Missed Diagnosis, Follow-Up Leads to Neurologic Brain Damage, and Legal Settlement
A 52-year-old man was brought to the emergency room after a seizure like episode, loss of consciousness and incontinence. Although he had clear signs that required further investigation into his heart health, his doctors failed to obtain the required examination. Instead, he was sent home without treatment for his heart condition. As a result he suffered a heart attack and brain damage several months later.
The man had a distant history of alcohol and cocaine use, Hepatitis C, and traumatic brain injury (TBI) after falling off a ladder eight years prior. He was an athletic non-smoker with no history of elevated cholesterol. His recorded family history was significant in that his father died at age 42 of a sudden cardiac arrest.
In the ED, his vital signs, a chest X-ray, and brain CT were normal. Several EKGs and biomarkers were done. During this time the patient had another seizure like episode, was treated with Ativan and Dilantin, and was admitted.
At his family’s request, the patient was transferred the next day to a tertiary facility. The transfer summary indicated the diagnosis of new onset seizures and that a new intracranial process should be ruled-out. It also recommended an outpatient stress test and fasting lipid profile because of an elevated troponin level, suggesting underlying coronary artery disease.
After two days, the patient was discharged from the tertiary hospital with instructions to continue the Dilantin and aspirin; there was no record of a cardiac exam or instructions to seek one.
One year later, the patient was readmitted to the tertiary hospital for a fever. He underwent a battery of tests, including an EKG, revealing non-specific T wave abnormalities, suggestive of ischemia. The second-year resident reviewed the results with his senior resident and they agreed that a cardiac consult was not indicated.
Four days later, the patient was discharged. His fever was thought to be due to an allergic reaction to his Dilantin, which was changed to Keppra.
Within 10 months, the patient noted that his stuttering was getting worse, so he was electively admitted to the hospital for long- term video monitoring of his seizure activity.
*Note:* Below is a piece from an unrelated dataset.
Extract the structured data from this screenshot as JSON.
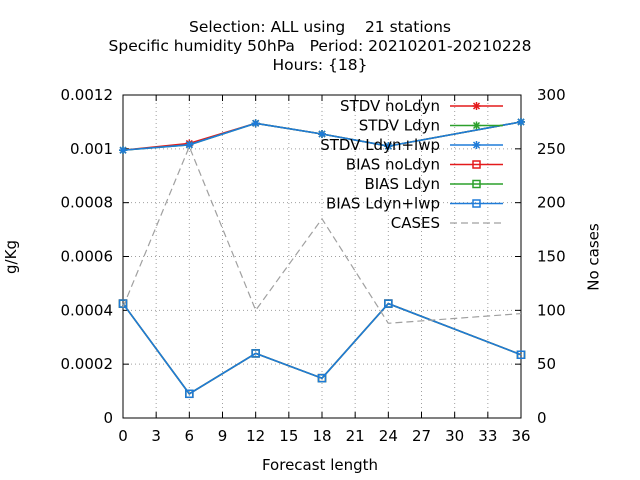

Upon admission, an EKG showed a new T wave inversion, which is typically a sign of heart attack. Serial isoenzymes were ordered. Nearly 12 hours later, the nurse noted that the patient’s SAO2 or blood oxygenation level, dropped to the dangerous level of 74 percent and that he was unresponsive. During intubation, the patient lost his pulse. After a prolonged effort, the patient was resuscitated and transferred to the ICU.
The patient sued six internal medicine attending and resident physicians, six neurology attending and resident physicians, and one attending ED physician. The primary allegation was that the physicians negligently failed to obtain a cardiology consult when the patient first presented to the ED with evident underlying CAD.
This case settled for more than $1 million against two neurology residents and an attending neurologist.
These factors lead to the successful medical malpractice claim:
Doctors did not address the EKG changes and elevated troponin, which are signs that further investigation into the man’s heart health was required. The presence of unexplained test results associated with a dangerous illness always calls for seeking more information or considering a consultation.
The tertiary hospital’s doctors blindly followed the previous diagnosis of seizure disorder. Their failure to reassess the man’s condition and lab results prevented them from making the correct diagnosis. Because they presumed the previous diagnosis was correct, they did not respond properly to the man’s abnormal test results.
In the transfer from the community hospital, no one followed up on the ED physician’s recommendation for a cardiac work-up, which was based on his elevated troponin level, suggesting underlying coronary artery disease. All providers who hand off or receive a patient (or information about the patient) have an obligation to do so carefully — so that important facts are not missed.
The patient was not told he needed follow-up testing (outpatient stress test and fasting lipid profile). Patients who are told of abnormal findings can help ensure necessary follow-up with their providers. Recommendations for follow-up should be prominently displayed in the medical record, either on the problem list or in the MD notes, to prompt providers to probe and remind patients about the recommended action.
When the patient required CPR during his third admission, a delay in treatment resulted from a failure to quickly recognize the situation, promptly notify the code team, and immediately begin ventilation.